My Lords, I wish to draw attention yet again to the terrible crime of human trafficking and slavery. There are more slaves today than there were 200 years ago. I am pleased that the Victims Minister said recently that the Government’s ambition is to eradicate all forms of slavery, and I would warmly welcome measures in the Session ahead.
One month ago, the deadline passed for the Government to make sure that our laws comply with the EU anti-trafficking directive. Although some very welcome changes have been introduced, I have to say with some reluctance that I am not convinced that the Government have seized this opportunity as they might have done.
One area where there is significant need for greater action is the welfare of trafficked children. The NSPCC recently published statistics demonstrating that nearly
7,900 children went missing from local authority care in 2012, almost 3,000 of whom went missing more than once. The NSPCC highlights the risks that these missing children face, none more so than those who were trafficked. We know that between 2005 and 2010, 301 of the 942 trafficked children who were rescued went missing from care. The Government have admitted to there being problems with the system of data collection, but it is astonishing that the Minister, the noble Lord, Lord Nash, was unable to answer my Written Question about how many trafficked children had gone missing from care in 2012 because those data are not recorded separately from those for other missing children. This simply is not good enough if we are really serious about eradicating human trafficking.
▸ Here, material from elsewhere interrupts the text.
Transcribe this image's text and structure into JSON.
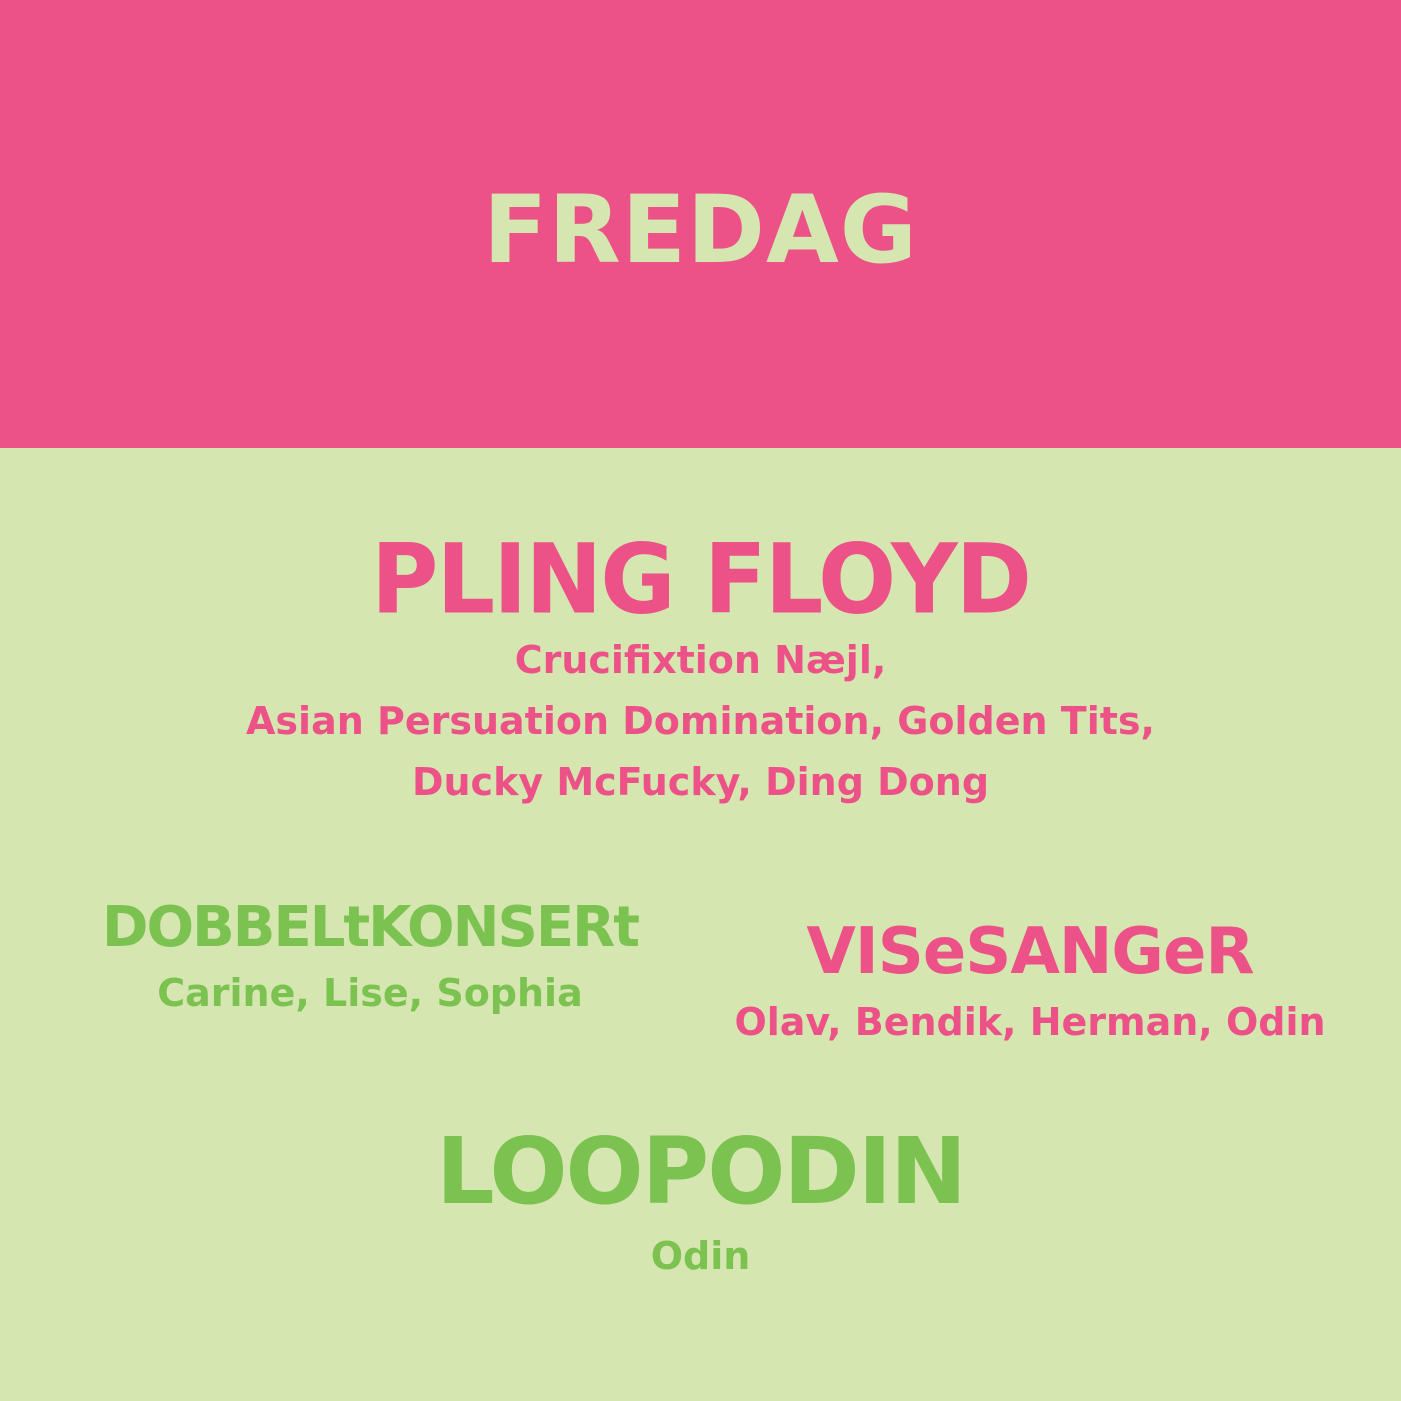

I read in the Centre for Social Justice’s report, published in March, about a trafficked child who had been rescued and was later in foster care. One day, the boy went missing when he was supposed to be at his English lessons. The boy was missing for several months until, thankfully, he was found again in a different part of the country, having been trafficked again. After he was rescued for a second time, his foster carer asked him what had happened. He told her that his traffickers had been ringing him on his mobile phone telling him to meet them on the corner of the street. He had been terrified, so did as he was told.
Stories such as this demonstrate that children who have been trafficked are in desperate need of special care due to the particular dangers that they face. Last September, GRETA, the treaty monitoring body for the Council of Europe anti-trafficking convention, published its first report on the UK’s compliance with the convention, which I commend to your Lordships. Among its recommendations, GRETA urged the British authorities to take steps to address this very problem.
In closing, perhaps I may remind your Lordships’ House of our deliberations on the Protection of Freedoms Bill in February 2012. During that debate, I highlighted the problems which rescued trafficked children face, particularly the large number of rescued trafficked children who are lost while in local authority care. I put forward an amendment to provide for a legal advocate for trafficked children to accompany, support and advocate for a child victim from the moment he or she is discovered. On that occasion, I withdrew my proposed amendment in the light of assurances from the Minister that our care for trafficked children would be examined. I welcome the research into the practical care arrangements for trafficked children that has been commissioned by the Refugee Council and the Children’s Society and eagerly await publication of the review, which is due next month. The Minister can be confident that I will be reading it very carefully and looking to the Government to respond, taking appropriately robust action in this Session of Parliament.